About dctap

dctap is a Python package for parsing and normalizing spreadsheets or CSV Files that follow the model for DC Tabular Application Profiles (DCTAP) (see installation instructions).

The dctap package includes a command-line tool for viewing the normalized contents of a given TAP in one of three interchangeable formats: a verbose indented-TXT format (for human users) and YAML or JSON (for machines). The tool checks a CSV File for potential violations of the DCTAP model and emits warnings or helpful suggestions.

An Application Profile describes models, vocabularies, and usage patterns that are expected or required to be found in Instance Data. Developing a shared profile can help data providers capture consensus models on the “shape” of data in a given domain and improve the coherence or interoperability of data in that domain. Developing that profile in a simple spreadsheet, using DCTAP, can make it easier for people to participate in that process and use its results.

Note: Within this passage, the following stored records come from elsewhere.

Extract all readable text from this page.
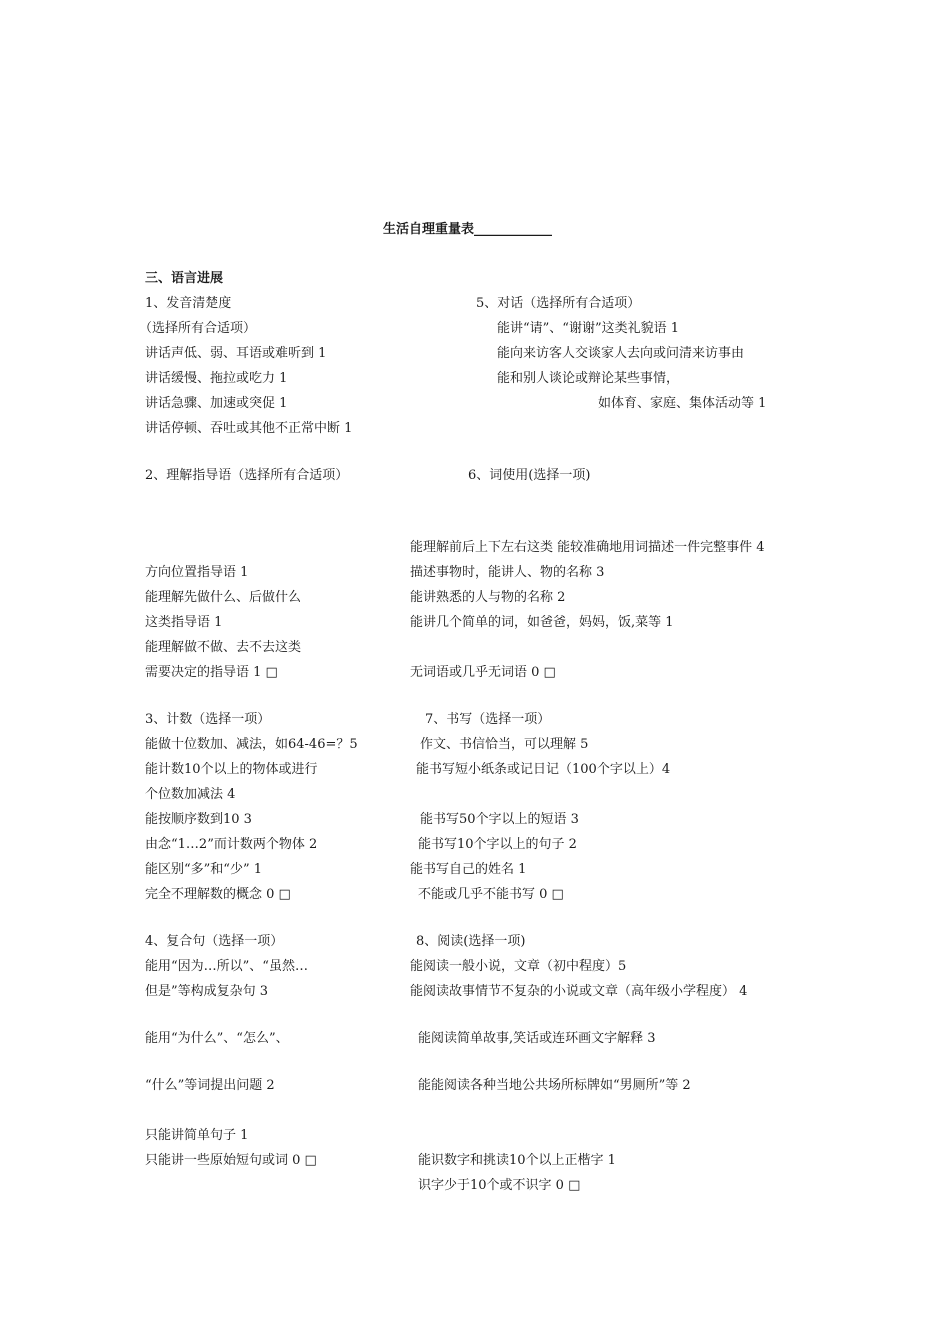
生活自理重量表____________
三、语言进展
1、发音清楚度	5、对话（选择所有合适项）
（选择所有合适项）	能讲“请”、“谢谢”这类礼貌语 1
讲话声低、弱、耳语或难听到 1	能向来访客人交谈家人去向或问清来访事由
讲话缓慢、拖拉或吃力 1	能和别人谈论或辩论某些事情，
讲话急骤、加速或突促 1	如体育、家庭、集体活动等 1
讲话停顿、吞吐或其他不正常中断 1
2、理解指导语（选择所有合适项）	6、词使用(选择一项)
能理解前后上下左右这类 能较准确地用词描述一件完整事件 4
方向位置指导语 1	描述事物时，能讲人、物的名称 3
能理解先做什么、后做什么	能讲熟悉的人与物的名称 2
这类指导语 1	能讲几个简单的词，如爸爸，妈妈，饭,菜等 1
能理解做不做、去不去这类
需要决定的指导语 1 □	无词语或几乎无词语 0 □
3、计数（选择一项）	7、书写（选择一项）
能做十位数加、减法，如64-46=？5	作文、书信恰当，可以理解 5
能计数10个以上的物体或进行	能书写短小纸条或记日记（100个字以上）4
个位数加减法 4
能按顺序数到10 3	能书写50个字以上的短语 3
由念“1…2”而计数两个物体 2	能书写10个字以上的句子 2
能区别“多”和“少” 1	能书写自己的姓名 1
完全不理解数的概念 0 □	不能或几乎不能书写 0 □
4、复合句（选择一项）	8、阅读(选择一项)
能用“因为…所以”、“虽然…	能阅读一般小说，文章（初中程度）5
但是”等构成复杂句 3	能阅读故事情节不复杂的小说或文章（高年级小学程度） 4
能用“为什么”、“怎么”、	能阅读简单故事,笑话或连环画文字解释 3
“什么”等词提出问题 2	能能阅读各种当地公共场所标牌如“男厕所”等 2
只能讲简单句子 1
只能讲一些原始短句或词 0 □	能识数字和挑读10个以上正楷字 1
识字少于10个或不识字 0 □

An Application Profile is also commonly used as a basis for data validation. While the dctap package itself does not support validation (or any other operation touching on instance data), it can however serve as a preprocessor for validation applications downstream. The normalized representation of a DCTAP CSV in JSON, for example, can be converted into validation schemas expressed in Shape Expressions Language (ShEx) or Shapes Constraint Language (SHACL).

dctap aims at catching a few of the more obvious inconsistencies in a given TAP – malformed regular expressions, the use of literal datatypes with nonliteral values, and the like. These checks are documented below and in extensive unit tests. The checks err on the side of tolerance, and error messages are meant as helpful hints to editors of early drafts. Users are free to customize the DCTAP model with local extensions. Any part of a given TAP not recognized by dctap as a built-in or customized feature of the DCTAP model is simply ignored.